Firm Settles FINRA and NYSE Arca Charges for Short Sale Violations
A firm providing execution and routing services to broker-dealers settled FINRA and NYSE Arca charges for (i) effecting short sales without obtaining locates, (ii) reporting short sale transactions to the FINRA/NYSE trade reporting facility ("TRF") without short sale indicators and (iii) maintaining inaccurate blotters of its securities purchases and sales.
In separate Letters of Acceptance, Waiver and Consent, the regulators stated that that the firm was under the incorrect impression that, if its clients obtained locates for their short sale orders, it was not required to obtain a locate when effecting a principal short sale to carry out client short sale orders on a riskless principal basis. Additionally, FINRA found that the firm incorrectly believed that short sale indicators were not required in TRF reports of short sale transactions that it satisfied as a riskless principal.

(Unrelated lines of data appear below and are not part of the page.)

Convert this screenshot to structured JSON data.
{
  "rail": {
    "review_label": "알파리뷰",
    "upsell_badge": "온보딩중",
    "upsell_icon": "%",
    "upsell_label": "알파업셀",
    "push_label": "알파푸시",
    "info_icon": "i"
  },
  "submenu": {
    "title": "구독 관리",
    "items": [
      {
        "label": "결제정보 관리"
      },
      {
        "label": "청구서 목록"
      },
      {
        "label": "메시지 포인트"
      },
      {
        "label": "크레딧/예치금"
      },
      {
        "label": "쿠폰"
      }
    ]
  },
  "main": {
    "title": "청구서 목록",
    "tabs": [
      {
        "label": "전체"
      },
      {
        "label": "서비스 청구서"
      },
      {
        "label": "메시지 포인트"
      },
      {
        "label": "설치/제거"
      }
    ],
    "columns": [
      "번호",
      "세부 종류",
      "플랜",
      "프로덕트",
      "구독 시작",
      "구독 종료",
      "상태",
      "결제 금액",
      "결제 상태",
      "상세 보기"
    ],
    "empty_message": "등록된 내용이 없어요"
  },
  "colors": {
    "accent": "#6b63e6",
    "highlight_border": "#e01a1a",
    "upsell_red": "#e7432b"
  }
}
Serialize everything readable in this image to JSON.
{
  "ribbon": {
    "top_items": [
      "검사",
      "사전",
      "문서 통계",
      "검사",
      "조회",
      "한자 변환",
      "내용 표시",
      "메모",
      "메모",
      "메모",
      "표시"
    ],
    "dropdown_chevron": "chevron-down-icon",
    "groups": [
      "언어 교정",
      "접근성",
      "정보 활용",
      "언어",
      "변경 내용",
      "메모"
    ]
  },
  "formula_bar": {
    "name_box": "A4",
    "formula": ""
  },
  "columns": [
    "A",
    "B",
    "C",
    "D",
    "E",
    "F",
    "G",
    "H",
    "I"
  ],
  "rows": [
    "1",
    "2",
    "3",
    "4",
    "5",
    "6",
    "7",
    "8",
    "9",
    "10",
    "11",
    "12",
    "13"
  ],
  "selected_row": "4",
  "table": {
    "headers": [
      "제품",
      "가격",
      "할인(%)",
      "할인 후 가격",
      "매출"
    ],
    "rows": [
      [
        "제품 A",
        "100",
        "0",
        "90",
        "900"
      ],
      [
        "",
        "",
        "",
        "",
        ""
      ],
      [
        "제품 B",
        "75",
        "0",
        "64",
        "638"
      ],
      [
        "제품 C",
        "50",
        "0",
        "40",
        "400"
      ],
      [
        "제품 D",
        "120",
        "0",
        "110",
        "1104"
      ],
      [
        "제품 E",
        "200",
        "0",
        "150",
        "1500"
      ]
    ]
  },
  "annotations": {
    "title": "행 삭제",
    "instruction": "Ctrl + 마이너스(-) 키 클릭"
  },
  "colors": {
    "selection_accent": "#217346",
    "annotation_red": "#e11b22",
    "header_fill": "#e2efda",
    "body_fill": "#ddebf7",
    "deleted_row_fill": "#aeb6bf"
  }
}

FINRA also determined that the firm's purchases and sales blotters were inaccurate because the firm recorded the riskless principal legs of the transactions. Specifically, the firm recorded (i) the execution of a client sale order instead of a purchase for its own account when purchasing a security from its client to satisfy a client sale order and (ii) the execution of a client buy order instead of a sale for its own account when selling a security to its client to satisfy a client buy order.
The regulators found that the firm violated FINRA Rules 2010 ("Standards of Commercial Honor and Principles of Trade"), 4511(a) ("General Requirements"), 6182 ("Trade Reporting Short Sales") and 7230B(d)(6), Exchange Act Section 17(a) ("Rules and Regulations"), and SEA Rules 203(b)(1) and 17a-3(a)(1).
To settle the charges, the firm agreed to (i) a censure and (ii) a $300,000 total fine, $195,000 of which will go to FINRA and $105,000 of which will go to NYSE Arca.
Commentary
The requirement that a firm obtain a locate when it is executing a riskless principal short sale for a client that itself has done a locate makes no sense. The firm will be delivering, on its sale, the security that the client has delivered to it. There is absolutely no benefit in the second locate. Presumably the regulators would not require a second locate for an agency transaction. If that is the case, then why would there be a need for one in the case of a riskless principal transaction?
If the proper interpretation of the locate requirement is as the regulators claim in this enforcement action, then the locate requirement should be amended promptly. The regulators should eliminate requirements that serve no purpose.